Disney, Walt

Disney, Walt (Walter Elias Disney) dĭzˈnē [key], 1901–66, American movie producer and pioneer in animated cartoons, b. Chicago. He grew up in Missouri, in the small town of Marceline and in Kansas City. He moved to Chicago in 1917, where he studied at the Academy of Fine Arts and began (1920) his career as a cartoonist making animated film advertisements. In 1928 Disney created the character Mickey Mouse in the silent film Plane Crazy. That same year Mickey also appeared in Steamboat Willie, a short that initiated the concept of making a separate cartoon for each animated movement. Instantly famous, the film was also Disney's first attempt to use sound (his own voice for Mickey), and it was followed by many other shorts starring Mickey and his animal sidekicks.

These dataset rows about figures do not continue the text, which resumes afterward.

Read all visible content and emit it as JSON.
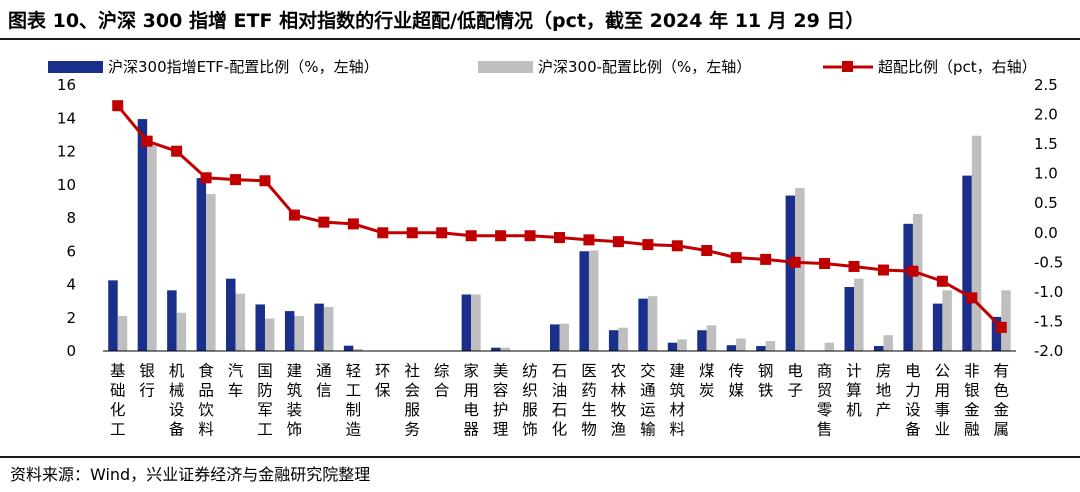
{
  "header": {
    "title": "图表 10、沪深 300 指增 ETF 相对指数的行业超配/低配情况（pct，截至 2024 年 11 月 29 日）"
  },
  "footer": {
    "source": "资料来源：Wind，兴业证券经济与金融研究院整理"
  },
  "colors": {
    "etf": "#1a2f8a",
    "index": "#bfbfbf",
    "overweight": "#c00000"
  },
  "chart_data": {
    "type": "bar",
    "categories": [
      "基础化工",
      "银行",
      "机械设备",
      "食品饮料",
      "汽车",
      "国防军工",
      "建筑装饰",
      "通信",
      "轻工制造",
      "环保",
      "社会服务",
      "综合",
      "家用电器",
      "美容护理",
      "纺织服饰",
      "石油石化",
      "医药生物",
      "农林牧渔",
      "交通运输",
      "建筑材料",
      "煤炭",
      "传媒",
      "钢铁",
      "电子",
      "商贸零售",
      "计算机",
      "房地产",
      "电力设备",
      "公用事业",
      "非银金融",
      "有色金属"
    ],
    "series": [
      {
        "name": "沪深300指增ETF-配置比例（%，左轴）",
        "type": "bar",
        "axis": "left",
        "values": [
          4.25,
          13.95,
          3.65,
          10.4,
          4.35,
          2.8,
          2.4,
          2.85,
          0.32,
          0.0,
          0.0,
          0.0,
          3.4,
          0.2,
          0.0,
          1.6,
          6.0,
          1.25,
          3.15,
          0.5,
          1.25,
          0.35,
          0.3,
          9.35,
          0.0,
          3.85,
          0.3,
          7.65,
          2.85,
          10.55,
          2.05
        ]
      },
      {
        "name": "沪深300-配置比例（%，左轴）",
        "type": "bar",
        "axis": "left",
        "values": [
          2.1,
          12.35,
          2.3,
          9.45,
          3.45,
          1.95,
          2.1,
          2.65,
          0.12,
          0.0,
          0.0,
          0.0,
          3.4,
          0.2,
          0.0,
          1.65,
          6.05,
          1.4,
          3.3,
          0.7,
          1.55,
          0.75,
          0.6,
          9.8,
          0.5,
          4.35,
          0.95,
          8.25,
          3.65,
          12.95,
          3.65
        ]
      },
      {
        "name": "超配比例（pct，右轴）",
        "type": "line",
        "axis": "right",
        "values": [
          2.15,
          1.55,
          1.38,
          0.93,
          0.9,
          0.88,
          0.3,
          0.18,
          0.15,
          0.0,
          0.0,
          0.0,
          -0.05,
          -0.05,
          -0.05,
          -0.08,
          -0.12,
          -0.15,
          -0.2,
          -0.22,
          -0.3,
          -0.42,
          -0.45,
          -0.5,
          -0.52,
          -0.57,
          -0.63,
          -0.65,
          -0.82,
          -1.1,
          -1.6
        ]
      }
    ],
    "left_axis": {
      "range": [
        0,
        16
      ],
      "ticks": [
        "0",
        "2",
        "4",
        "6",
        "8",
        "10",
        "12",
        "14",
        "16"
      ]
    },
    "right_axis": {
      "range": [
        -2.0,
        2.5
      ],
      "ticks": [
        "-2.0",
        "-1.5",
        "-1.0",
        "-0.5",
        "0.0",
        "0.5",
        "1.0",
        "1.5",
        "2.0",
        "2.5"
      ]
    },
    "legend_position": "top",
    "grid": false
  }
}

An international success, by 1935 Mickey Mouse cartoons had been viewed by some 500 million moviegoers. Disney also experimented with the use of music (The Skeleton Dance), the portrayal of speed (The Tortoise and the Hare), three-dimensional effects (The Old Mill), and the use of color (one of the earliest color shorts was 1933's Three Little Pigs).

Disney produced the first feature-length cartoon, Snow White and the Seven Dwarfs (1938), which took three years to complete. Additional features included Pinocchio (1939), Fantasia (1940), Dumbo (1941), and Bambi (1942). In Song of the South (1946), he merged live actors and animated figures. During World War II, Disney's studio produced cartoons for the armed services as training tools and morale builders.

Beginning with Treasure Island in 1951, Disney added live-action movies to his output, while still producing such animated classics as Alice in Wonderland (1951) and Peter Pan (1953). Thereafter, his studio produced several animal stories (e.g., Greyfriars Bobby, 1960), musical fantasies (e.g., Mary Poppins, 1964), and television programs, beginning in the early 1950s with the weekly Disneyland and its famous Mouseketeers. Disney and his productions received numerous Academy and other awards during his lifetime. After his death, the Disney studios remained active, diversified, and ultimately became enormously successful. In the early 1980s, they began producing films for adults, and in the 1990s they greatly expanded into television with the acquisition of the ABC network and related television assets. The acquisition of 20th Century Fox (later 20th Century Studios) in 2019 further increased the Walt Disney Co.'s film and television business.

Disneyland, a huge theme park in Anaheim, Calif., which in part celebrates America's hometowns and small-town values, was opened by Disney in 1955. Disney's California Adventure, a second, smaller theme park in Anaheim, opened adjacent to Disneyland in 2001. An even bigger park, Walt Disney World, opened near Orlando, Fla., in 1971 as a theme park and resort, and Epcot Center, Disney-MGM Studios, and Animal Kingdom have since been added there. Disneyland parks have also opened near Tokyo (1983), in Marne-la-Vallée, near Paris (1992), in Hong Kong (2005), and in Shanghai (2016).

See biographies by D. D. Miller and P. Martin (1956), B. Thomas (1958), M. Eliot (1993), S. Watts (1998), and N. Gabler (2006); R. Schickel, The Disney Version (1968); C. Finch, The Art of Walt Disney (1973); R. Merritt and J. B. Kaufman, Walt in Wonderland: The Silent Films of Walt Disney (1994); H. A. Giroux, The Mouse That Roared: Disney and the End of Innocence (1999); D. Smith and S. Clark, Disney: The First 100 Years (1999); R. Snow, Disney's Land (2019).